Chocolate calendar quote that fits right now: "Stress would not be so hard to take if it were chocolate covered."


Thursday, May 3, 2007

All About Food

I must be stressed. Whenever I get stressed, I bake. And if that doesn't help, I cook. Last night I baked this:

This is how cakes always look on cartoons and don't they always look so tasty? It's very yummy. And I made another one just like previously this weekend for my brother's family. Since the cakes aren't easing my stress, I've been cooking real meals for the family. These aren't the tried-and-true recipes that I've had for years. These are brand spankin' new recipes that I've been thinking about trying. Some will make it into my battered cookbook and others will find themselves in the circular file.

I know why I'm stressed but I can't blog about it.
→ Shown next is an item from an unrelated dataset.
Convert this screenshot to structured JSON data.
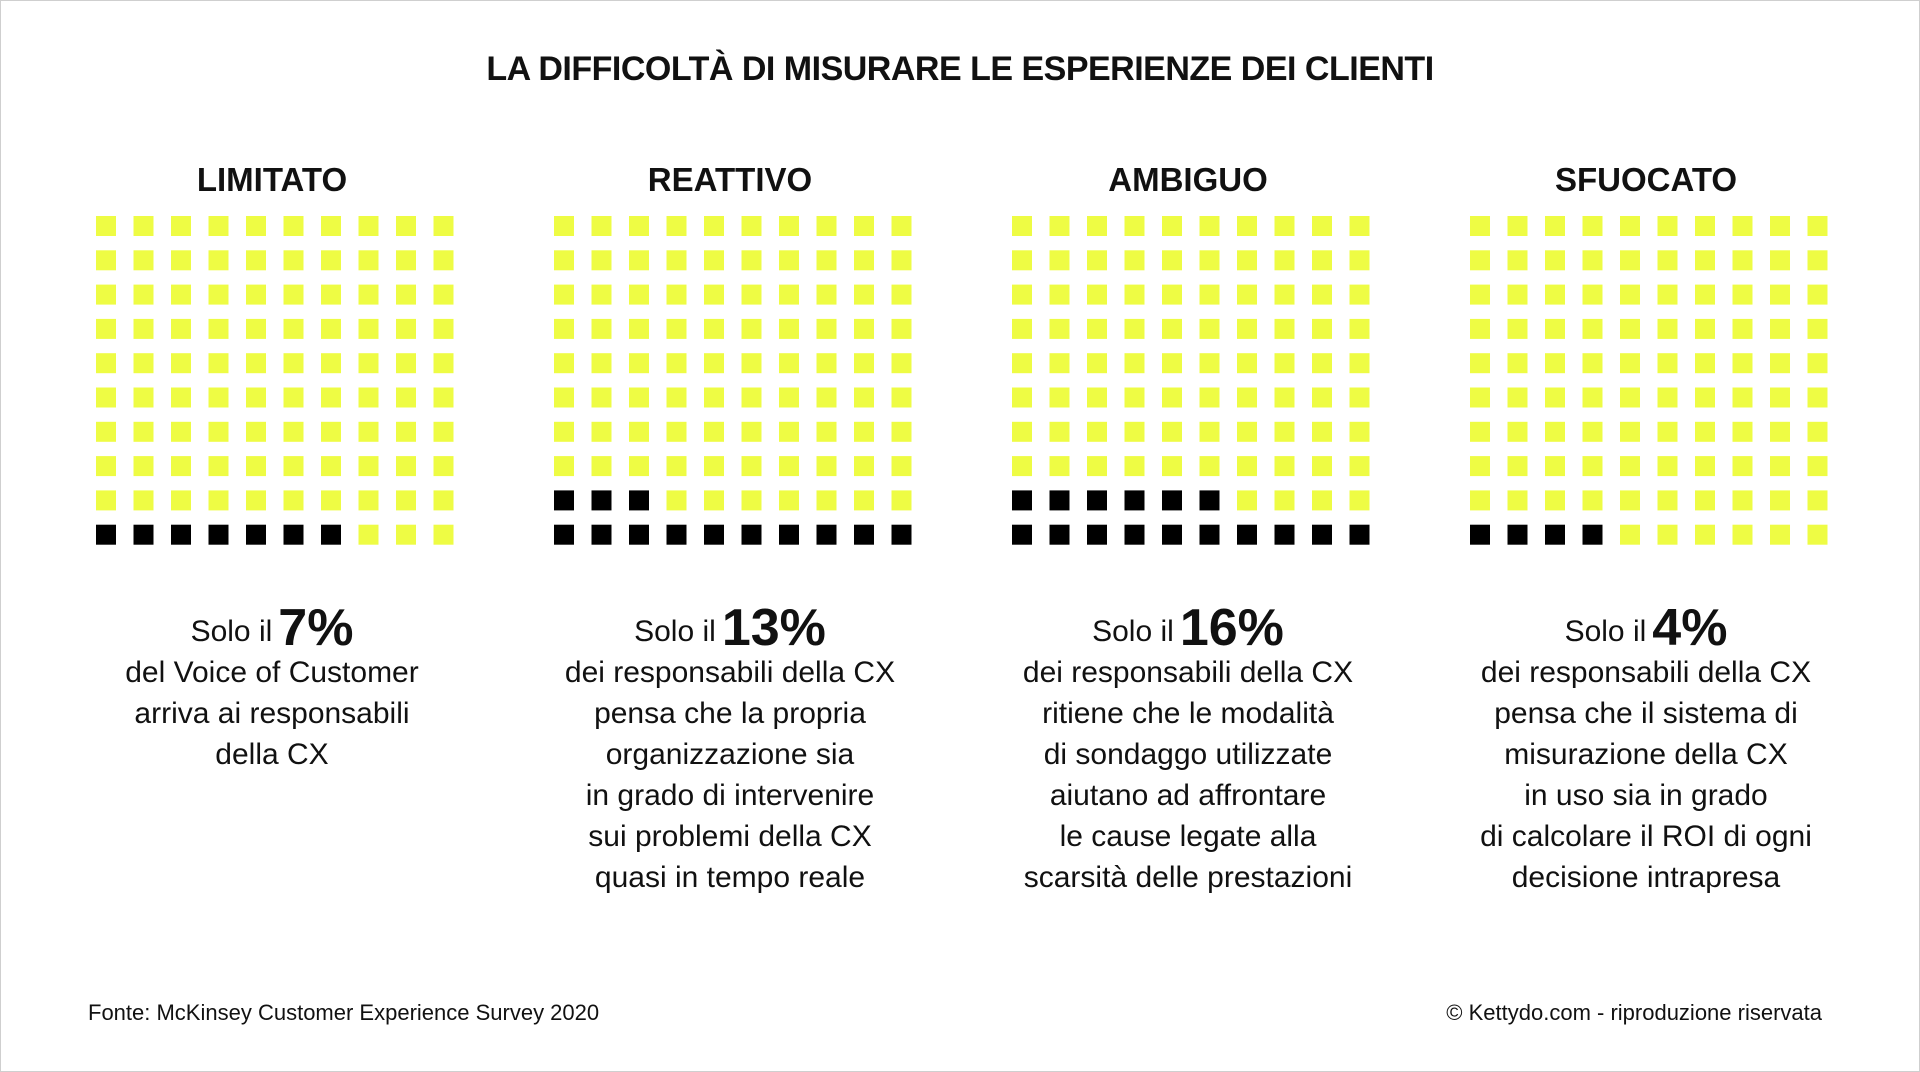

See, part of the reason for my last post was because I always swore I would not blog about this particular issue. Of course, I promised myself that months ago, when life was carefree and we weren't eating so many homecooked meals. And now, this is all I think about. And I can't even tell you. And it's probably bothering you that I'm starting each sentence with "And." And I'm just gonna keep doing it. And if you don't like it, you can get your own blog. :P

So let's eat!

Monday was Crispy Salsa Chicken and Refried Beans Supreme. Tuesday we were pinched for time so I just made roast beef sandwiches. Last night we had Mexican Chicken and Beans. Tonight was Chili Cornbread. Tomorrow night we have our ward's annual Spaghetti Dinner and Auction to raise funds for Girls' Camp. I'm taking a cake. It's will probably be a teddy bear. If it goes for less than $30, I am so going to cry (probably in front of everyone else, too). Saturday will be Crepes. That one is an old recipe and a big favorite. Sunday I am making Spicy Honey-Brushed Chicken Thighs with Creamed Corn. I learned that recipe from a HFPE cooking class. It almost fell out of the line-up when I noticed that a small wedge of Gruyere cheese would set me back $7. Oh well...it's not like I was going to spend that money on anything other than chocolate.
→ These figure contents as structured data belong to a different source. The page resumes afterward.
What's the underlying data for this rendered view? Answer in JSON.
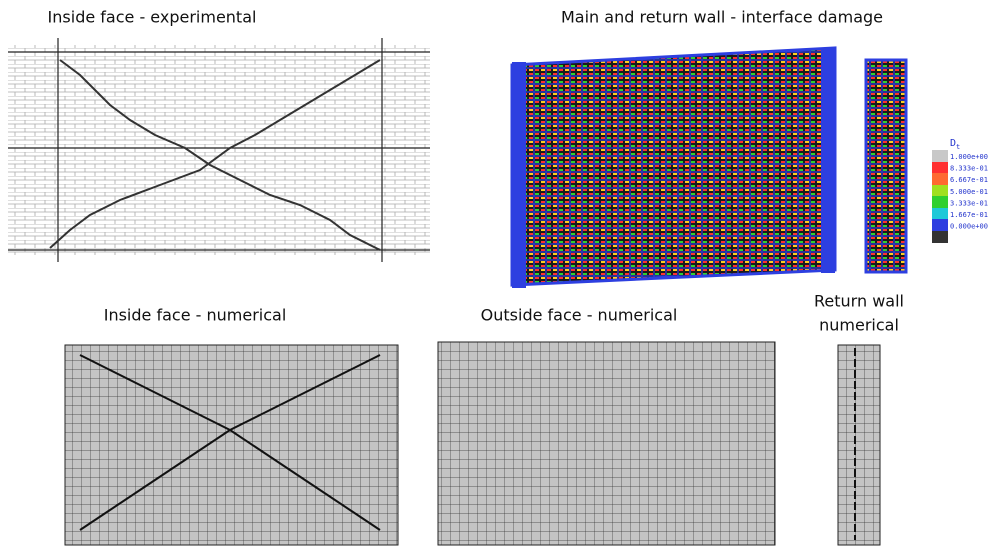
{
  "panels": [
    {
      "title": "Inside face - experimental"
    },
    {
      "title": "Main and return wall - interface damage"
    },
    {
      "title": "Inside face - numerical"
    },
    {
      "title": "Outside face - numerical"
    },
    {
      "title_lines": [
        "Return wall",
        "numerical"
      ]
    }
  ],
  "legend": {
    "title": "D",
    "subscript": "t",
    "labels": [
      "1.000e+00",
      "8.333e-01",
      "6.667e-01",
      "5.000e-01",
      "3.333e-01",
      "1.667e-01",
      "0.000e+00"
    ]
  }
}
So far the Salsa Chicken and Mexican Chicken have met with approval. The Chili Cornbread was very tasty except that the center wasn't quite done. Oh, and the roast beef sandwiches were pretty good too. I use deli-sliced roast beef on hoagie rolls that have been schmeared with garlic butter and slightly toasted. Yes, we're all about low-fat around here. I'm by no means a gourmet cook; more like a meat-and-potatoes-salt-and-pepper kind of girl. Still, I'm gonna have lots of leftovers this week.

Tuesday, May 1, 2007

Blog Censoring

Did you miss me? I went to Texas for the weekend. My best friend from high school married a really good guy and I wanted to be there for it. Also got to see some of my family. Da Boo came with me and has decided she wants a dog just like China, my parents' Rottweiler. Let's see her get that one approved by the Man.
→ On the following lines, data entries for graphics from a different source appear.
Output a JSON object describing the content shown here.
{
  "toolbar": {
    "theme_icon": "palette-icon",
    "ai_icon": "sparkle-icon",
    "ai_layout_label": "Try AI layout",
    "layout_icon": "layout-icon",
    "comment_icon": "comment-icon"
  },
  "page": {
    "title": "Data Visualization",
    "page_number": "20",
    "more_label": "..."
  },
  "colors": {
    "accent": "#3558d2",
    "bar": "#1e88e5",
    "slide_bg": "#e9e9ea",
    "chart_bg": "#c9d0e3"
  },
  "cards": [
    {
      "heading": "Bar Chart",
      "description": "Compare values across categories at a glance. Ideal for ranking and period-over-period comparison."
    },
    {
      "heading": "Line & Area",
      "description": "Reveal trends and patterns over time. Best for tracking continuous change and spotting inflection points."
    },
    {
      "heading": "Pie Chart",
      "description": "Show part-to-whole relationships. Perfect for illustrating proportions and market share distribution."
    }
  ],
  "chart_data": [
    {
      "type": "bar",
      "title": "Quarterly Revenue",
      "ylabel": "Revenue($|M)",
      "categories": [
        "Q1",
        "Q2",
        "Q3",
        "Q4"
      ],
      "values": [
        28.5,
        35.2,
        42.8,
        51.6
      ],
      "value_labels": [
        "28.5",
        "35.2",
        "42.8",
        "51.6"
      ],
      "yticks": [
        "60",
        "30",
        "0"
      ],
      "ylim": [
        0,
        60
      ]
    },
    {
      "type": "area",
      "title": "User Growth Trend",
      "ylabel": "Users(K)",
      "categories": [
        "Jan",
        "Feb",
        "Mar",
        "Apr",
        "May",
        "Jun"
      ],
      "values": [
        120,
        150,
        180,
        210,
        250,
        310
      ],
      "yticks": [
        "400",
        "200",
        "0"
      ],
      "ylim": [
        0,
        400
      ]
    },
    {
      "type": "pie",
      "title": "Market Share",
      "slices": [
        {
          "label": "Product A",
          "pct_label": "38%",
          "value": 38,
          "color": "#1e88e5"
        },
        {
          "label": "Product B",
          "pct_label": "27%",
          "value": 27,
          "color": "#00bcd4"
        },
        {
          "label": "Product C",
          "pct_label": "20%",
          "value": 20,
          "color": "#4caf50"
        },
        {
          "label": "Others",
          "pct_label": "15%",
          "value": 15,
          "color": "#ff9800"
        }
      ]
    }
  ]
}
I was wondering if there is any subject that you won't blog about. There are some things that the Man has asked that I not put on the blog, like photos from his eye surgery and details about that huge fight we had (actually, there wasn't a fight...we really don't argue, which is nice because when I get angry, I cry, and when I cry, I no longer make sense and it's hard to argue with someone who is not making any sense). And I won't give too much personal information but other than that, anything is fair game. I find it particularly brave of one blogger's recent post. Some others give a little too much detail that leaves me running from the computer, hands over my eyes and screaming "TMI! TMI!!"